Пес очнулся в районе трех утра, сидючи в обнимку с туалетом. Уже неплохо. Он перетащился на кровать и снова отрубился. Утро застало его врасплох невыносимым солнцем, бьющим в опухшие от выпивки глаза и неприятным ощущением, что сейчас до неприличия поздно. Он глянул на телефон – 8 утра. Матерь всеблагая – Серсея ведь собиралась в город, вчера сказала ему перед ужином! Пес выглянул в окно. Вот они все, еще толпятся у машины. Надо было как-то их обойти. Из флигеля его вывела горничная, проводив до застекленной веранды, от которой у нее был ключ.
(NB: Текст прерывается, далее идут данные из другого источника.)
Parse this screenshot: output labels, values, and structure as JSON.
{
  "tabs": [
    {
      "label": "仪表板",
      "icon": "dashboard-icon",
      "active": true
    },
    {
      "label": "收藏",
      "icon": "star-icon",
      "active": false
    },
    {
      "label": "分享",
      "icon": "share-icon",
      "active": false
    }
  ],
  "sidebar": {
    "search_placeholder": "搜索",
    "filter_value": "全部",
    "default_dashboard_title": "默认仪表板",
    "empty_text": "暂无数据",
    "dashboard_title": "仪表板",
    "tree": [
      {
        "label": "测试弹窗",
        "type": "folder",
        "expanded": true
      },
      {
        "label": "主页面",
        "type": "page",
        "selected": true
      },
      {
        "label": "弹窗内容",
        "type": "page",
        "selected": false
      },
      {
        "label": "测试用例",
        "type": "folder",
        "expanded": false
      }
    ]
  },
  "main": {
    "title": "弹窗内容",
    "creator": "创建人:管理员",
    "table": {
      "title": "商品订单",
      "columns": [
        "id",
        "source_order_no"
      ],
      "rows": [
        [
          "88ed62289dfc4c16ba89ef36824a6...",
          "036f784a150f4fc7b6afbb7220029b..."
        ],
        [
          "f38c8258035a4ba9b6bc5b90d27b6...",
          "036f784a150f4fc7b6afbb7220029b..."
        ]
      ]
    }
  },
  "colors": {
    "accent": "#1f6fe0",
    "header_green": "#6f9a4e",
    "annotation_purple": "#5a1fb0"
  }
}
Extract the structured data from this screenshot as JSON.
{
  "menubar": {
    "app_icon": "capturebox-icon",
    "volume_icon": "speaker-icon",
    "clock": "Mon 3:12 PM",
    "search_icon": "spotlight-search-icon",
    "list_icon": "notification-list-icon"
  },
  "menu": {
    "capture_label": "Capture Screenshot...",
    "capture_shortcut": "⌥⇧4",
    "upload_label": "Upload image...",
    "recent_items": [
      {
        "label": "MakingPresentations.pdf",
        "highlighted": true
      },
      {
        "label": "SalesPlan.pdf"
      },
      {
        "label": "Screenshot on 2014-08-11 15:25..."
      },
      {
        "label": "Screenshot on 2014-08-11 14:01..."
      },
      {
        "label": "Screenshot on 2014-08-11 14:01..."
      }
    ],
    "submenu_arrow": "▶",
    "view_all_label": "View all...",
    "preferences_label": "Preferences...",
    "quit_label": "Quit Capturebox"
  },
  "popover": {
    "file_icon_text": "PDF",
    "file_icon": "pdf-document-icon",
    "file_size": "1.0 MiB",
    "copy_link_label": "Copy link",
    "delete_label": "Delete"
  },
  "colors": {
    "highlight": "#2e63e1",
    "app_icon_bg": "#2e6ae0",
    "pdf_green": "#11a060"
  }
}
Пока Серсея бегала, как заведенная, вперед-назад – она наметила какие-то покупки и брала всех детей с собой – Сандор успел наскоро вымыться и переодеться во что пришлось под руку. Опять словно дежа-вю. Горничная сунула ему в холле стакан с водой и три белые таблетки.

– Что это?

– Экседрин. От головы. И от похмелья.

– Вот спасибо. Я, конечно, предпочел бы эль, но увы. Давай свой экседрин.

Пилюли, конечно, помогли до какой-то степени – по крайней мере, можно было не бояться открывать глаза, и любое сказанное рядом слово не вызывало желания начать биться башкой о первую попавшуюся стену. Но и все места, где он таскался за семейством – торговый центр, какой-то куцый музей морского дела, ресторан на крыше – там были мерзкие лобстеры в аквариуме, что шевелили клешнями, – и поездка туда-обратно слились в голове Сандора в какой-то вялый кошмар. Сегодня хоть не так жарко, как в прошлый раз… В тот день, когда он застал Пташку в неглиже на пляже. Сегодня ему вряд ли представится такой шанс. Уж наверное, нет. Хозяйка что-то говорила по пути обратно про Сансу, что ее надо будет привезти в усадьбу завтра. Вот он и подумает об этом завтра. А сейчас Пес мог мечтать лишь о том, как дотащится до винной лавки и до магазина – треклятые сигареты тоже кончились – последняя, выкуренная на заправочной станции по пути в город, казалось, случилась в какой-то другой жизни.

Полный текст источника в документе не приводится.